I found also that while I liked to make lists, sometimes the tasks on my list were too big to tackle as they were actually more of a project where several steps needed doing in order. I found that writing the individual steps out helped break it down and not seem so overwhelming.

FatAgain · 09/05/2023 12:13

RoseRobot · 09/05/2023 09:37

This is really helpful. I'd like to try this (said eyeing the white sugar white flour cake I baked yesterday. Sad)
Serious qu - where did you find the willpower to do that? It's not easy when you are surrounded by family who still eat the stuff.
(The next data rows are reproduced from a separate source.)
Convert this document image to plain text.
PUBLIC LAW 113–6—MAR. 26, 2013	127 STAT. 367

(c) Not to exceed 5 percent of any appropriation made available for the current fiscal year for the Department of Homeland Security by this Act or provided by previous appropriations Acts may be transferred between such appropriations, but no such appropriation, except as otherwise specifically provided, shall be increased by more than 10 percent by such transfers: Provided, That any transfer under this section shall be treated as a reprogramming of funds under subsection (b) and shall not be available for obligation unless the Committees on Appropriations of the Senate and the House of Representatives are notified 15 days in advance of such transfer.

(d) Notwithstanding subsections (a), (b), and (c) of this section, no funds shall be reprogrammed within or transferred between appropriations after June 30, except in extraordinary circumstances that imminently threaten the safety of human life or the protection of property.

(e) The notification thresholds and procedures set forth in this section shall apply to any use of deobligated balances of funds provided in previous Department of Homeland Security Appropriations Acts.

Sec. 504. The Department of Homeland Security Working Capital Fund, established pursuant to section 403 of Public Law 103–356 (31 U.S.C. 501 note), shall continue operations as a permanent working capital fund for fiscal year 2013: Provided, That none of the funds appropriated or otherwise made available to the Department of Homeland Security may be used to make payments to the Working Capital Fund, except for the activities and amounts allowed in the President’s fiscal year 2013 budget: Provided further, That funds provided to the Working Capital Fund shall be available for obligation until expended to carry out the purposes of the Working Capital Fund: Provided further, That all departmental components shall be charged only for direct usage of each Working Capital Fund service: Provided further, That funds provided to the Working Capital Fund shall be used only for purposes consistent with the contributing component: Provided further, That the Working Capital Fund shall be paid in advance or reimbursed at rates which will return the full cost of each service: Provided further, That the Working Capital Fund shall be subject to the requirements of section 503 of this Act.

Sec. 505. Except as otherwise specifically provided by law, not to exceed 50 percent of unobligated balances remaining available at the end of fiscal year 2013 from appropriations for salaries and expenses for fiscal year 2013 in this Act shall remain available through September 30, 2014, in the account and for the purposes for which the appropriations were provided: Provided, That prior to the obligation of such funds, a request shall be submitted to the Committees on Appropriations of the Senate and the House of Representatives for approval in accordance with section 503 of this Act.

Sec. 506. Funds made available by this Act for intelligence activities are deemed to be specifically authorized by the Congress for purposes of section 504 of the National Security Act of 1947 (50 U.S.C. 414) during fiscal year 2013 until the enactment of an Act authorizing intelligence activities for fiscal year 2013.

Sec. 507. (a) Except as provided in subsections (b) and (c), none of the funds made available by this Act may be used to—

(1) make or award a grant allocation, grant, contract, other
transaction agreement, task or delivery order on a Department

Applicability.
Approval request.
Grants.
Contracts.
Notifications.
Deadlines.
My problem was constantly feeing hungry.

so I made myself a huge three egg cheese omelette for breakfast which meant I was not hungry until dinner time and I just kept going. It’s horrible feeing hungry constantly. I feel freed but I really notice it from
my skin to my mood and I am far more switched on than normal.

you just have to get past day 1!

Mysticguru · 09/05/2023 12:43

If you can observe the Hard Wired habit then you can change it.

Has nothing to do with ADHD. It is in fact Mindful to be able to observe one's habits.

If you couldn't observe them and continue the behaviour then it would be a problem. Narcissists spring to mind.

QueenSmartypants · 09/05/2023 14:06

JakeandAmy · 09/05/2023 07:51

Thank you everyone, I really appreciate your replies. I feel alone quite a lot so it’s nice to be spoken to with kindness. There are some really tangible goals for me to try here! It’s just so hard when your brain just always wants to default to sitting and eating. I will definitely look at Atomic Habits. Thank you

Keep talking as much as you need.
It's difficult when you're isolated or feel alone - I've found it makes it easier for bad habits to become ingrained, which is why, I suppose, support groups work so well.

RoseRobot · 09/05/2023 14:42

FatAgain · 09/05/2023 12:13

My problem was constantly feeing hungry.

so I made myself a huge three egg cheese omelette for breakfast which meant I was not hungry until dinner time and I just kept going. It’s horrible feeing hungry constantly. I feel freed but I really notice it from
my skin to my mood and I am far more switched on than normal.

you just have to get past day 1!

Thank you. I'm about to go on holiday but when I'm back that's what I'll do!